From a wealth management standpoint, I deeply regret not investing in real estate in 2009 and 2010.   Money was cheap due to amazingly low interest rates and property in great locations could be had for a song.  I had managed to keep a salaried job which was a blessing, but I was scared to make the right choices.  Doubling down at this point would have been a huge financial benefit, and I knew it at the time.   The lesson here is to think differently than the masses.

If your FA can bring you 6% return on average, and your tax advisor knows where 35% of your wealth due to taxes goes every year,  your time should be managed the same: Spend 6X more time with tax advisor and on wealth management strategies.    Shop around for a good tax advisor, who is experienced in all phases of tax law, including small business, investing, personal income tax, retirement spending, Obamacare, etc.   If they have been around the block, they have heard every hair brained idea imaginable to make money, seen every questionable tax dodge attempt, watched people experience significant financial failure, and been through numerous tax audits.  Be respectful of their time during tax season, but use as much as they allow.   Do research on wealth management and tax strategies and generate multiple ideas to rank and asses. This could be local business markets, on line opportunities, high interest rate savings, or anything related.
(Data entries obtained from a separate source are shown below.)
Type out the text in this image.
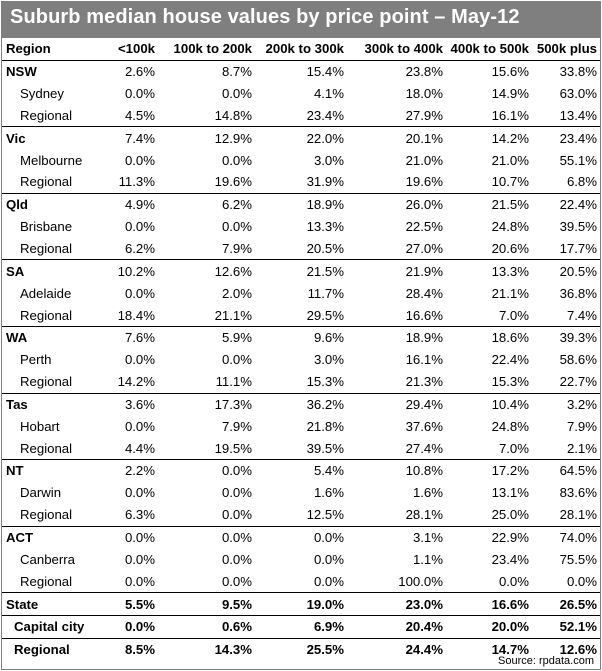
Suburb median house values by price point – May-12
Region	<100k	100k to 200k	200k to 300k	300k to 400k	400k to 500k	500k plus
NSW	2.6%	8.7%	15.4%	23.8%	15.6%	33.8%
Sydney	0.0%	0.0%	4.1%	18.0%	14.9%	63.0%
Regional	4.5%	14.8%	23.4%	27.9%	16.1%	13.4%
Vic	7.4%	12.9%	22.0%	20.1%	14.2%	23.4%
Melbourne	0.0%	0.0%	3.0%	21.0%	21.0%	55.1%
Regional	11.3%	19.6%	31.9%	19.6%	10.7%	6.8%
Qld	4.9%	6.2%	18.9%	26.0%	21.5%	22.4%
Brisbane	0.0%	0.0%	13.3%	22.5%	24.8%	39.5%
Regional	6.2%	7.9%	20.5%	27.0%	20.6%	17.7%
SA	10.2%	12.6%	21.5%	21.9%	13.3%	20.5%
Adelaide	0.0%	2.0%	11.7%	28.4%	21.1%	36.8%
Regional	18.4%	21.1%	29.5%	16.6%	7.0%	7.4%
WA	7.6%	5.9%	9.6%	18.9%	18.6%	39.3%
Perth	0.0%	0.0%	3.0%	16.1%	22.4%	58.6%
Regional	14.2%	11.1%	15.3%	21.3%	15.3%	22.7%
Tas	3.6%	17.3%	36.2%	29.4%	10.4%	3.2%
Hobart	0.0%	7.9%	21.8%	37.6%	24.8%	7.9%
Regional	4.4%	19.5%	39.5%	27.4%	7.0%	2.1%
NT	2.2%	0.0%	5.4%	10.8%	17.2%	64.5%
Darwin	0.0%	0.0%	1.6%	1.6%	13.1%	83.6%
Regional	6.3%	0.0%	12.5%	28.1%	25.0%	28.1%
ACT	0.0%	0.0%	0.0%	3.1%	22.9%	74.0%
Canberra	0.0%	0.0%	0.0%	1.1%	23.4%	75.5%
Regional	0.0%	0.0%	0.0%	100.0%	0.0%	0.0%
State	5.5%	9.5%	19.0%	23.0%	16.6%	26.5%
Capital city	0.0%	0.6%	6.9%	20.4%	20.0%	52.1%
Regional	8.5%	14.3%	25.5%	24.4%	14.7%	12.6%
Source: rpdata.com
That person will not only know the law, but also know the local landscape from his other clients.

You need develop a wealth strategy that minimizes you tax burden while maximizing return on your time.   Everyone is different, and you have to decide yourself what is best.   Ideas like NOT having a dual income household where one earner brings home significantly less than the other (progressive tax rates, remember??), starting a small business, buying rental properties or investment properties, or focusing a potential second wage earner on cost saving can give you better return for your time.   If your job can be portable, move to a lower cost location and change your cost structure.  This is especially true these days not only in real estate costs but tax structures.  

One of my favorite blogs is Financial Samurai, who is a specialist in overall wealth management and stepped away from a corporate existence, and has a wealth of information on this topic.   Check out his blog and follow his links for great information.
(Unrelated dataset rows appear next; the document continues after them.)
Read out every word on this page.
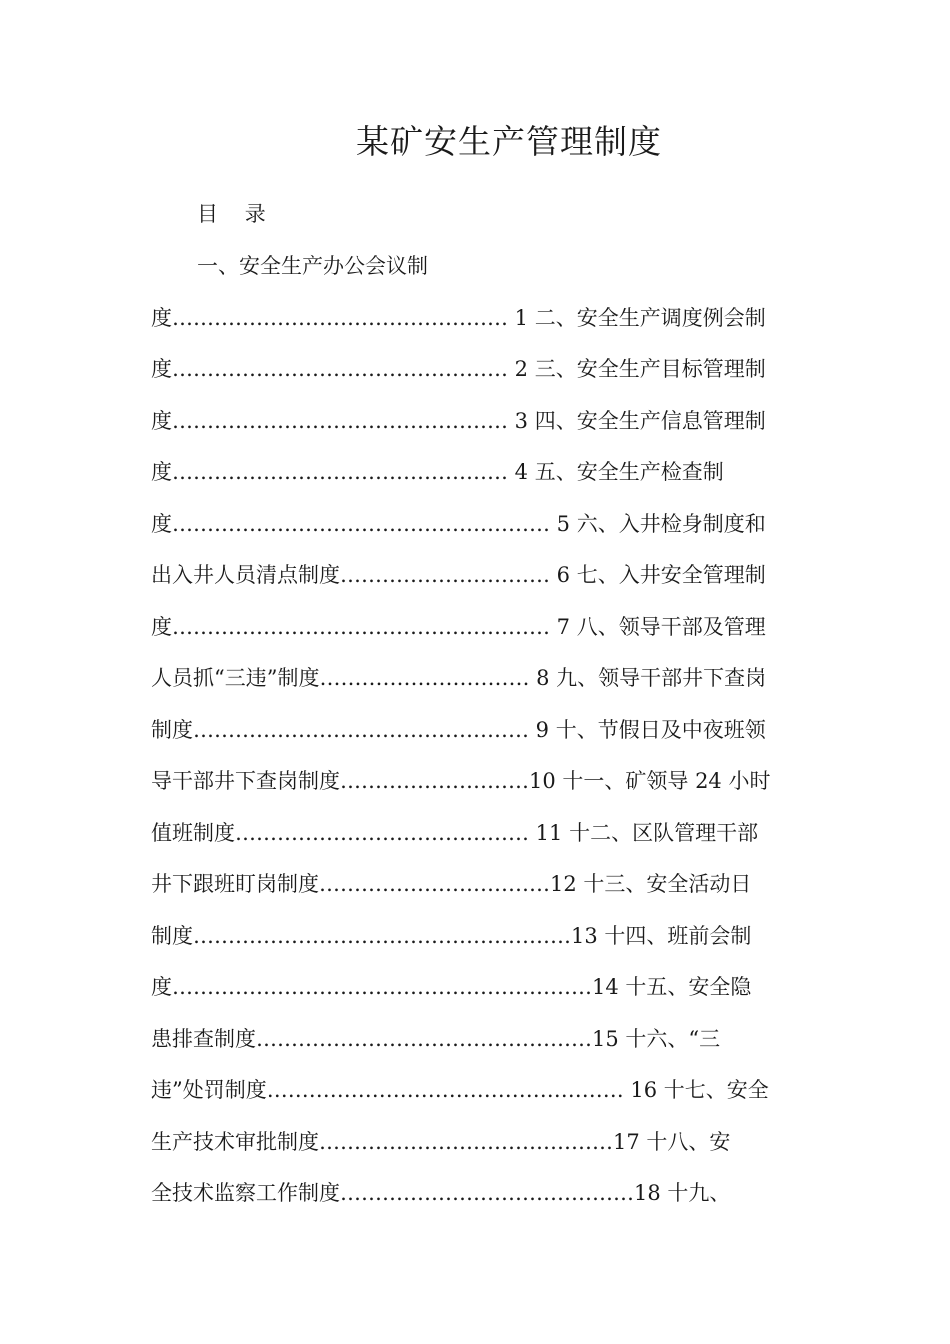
某矿安生产管理制度
目    录
一、安全生产办公会议制
度………………………………………… 1 二、安全生产调度例会制
度………………………………………… 2 三、安全生产目标管理制
度………………………………………… 3 四、安全生产信息管理制
度………………………………………… 4 五、安全生产检查制
度……………………………………………… 5 六、入井检身制度和
出入井人员清点制度………………………… 6 七、入井安全管理制
度……………………………………………… 7 八、领导干部及管理
人员抓“三违”制度………………………… 8 九、领导干部井下查岗
制度………………………………………… 9 十、节假日及中夜班领
导干部井下查岗制度………………………10 十一、矿领导 24 小时
值班制度…………………………………… 11 十二、区队管理干部
井下跟班盯岗制度……………………………12 十三、安全活动日
制度………………………………………………13 十四、班前会制
度……………………………………………………14 十五、安全隐
患排查制度…………………………………………15 十六、“三
违”处罚制度…………………………………………… 16 十七、安全
生产技术审批制度……………………………………17 十八、安
全技术监察工作制度……………………………………18 十九、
Retirement searches on the web tell you to Let Your Kids Go.   That is not only in the form of financial support, but also in the form of housing, and that can be extend to family overall and ‘posse’ you may have formed over the years.   If you had a family and really needed at least 3 bathrooms and 4 bedrooms, move on to a single bedroom house with pull out beds for guests, or better yet, make the leap to full time RV life.  Learn about the wealth strategy of becoming a resident of South Dakota. Then you and cousin Eddie can stay in your kids driveway! (‘Real Tomato Ketchup Eddie??) Evolve your thinking: houses, like cars, boats, etc are just things and can be traded at sold with no personal impact.   Remember, Money is Time, not the other way around.

Is saving for retirement bad?  No way!   Is putting your entire wealth into an investment portfolio that buys mutual funds and annuities good?  No way!  The first rule of saving for retirement: put every penny you can away before tax, no matter what anyone tells you.  The next rule, to quote George Carlin ‘trust no one, especially the government, and think for yourself.’    No one cares about your future as much as you.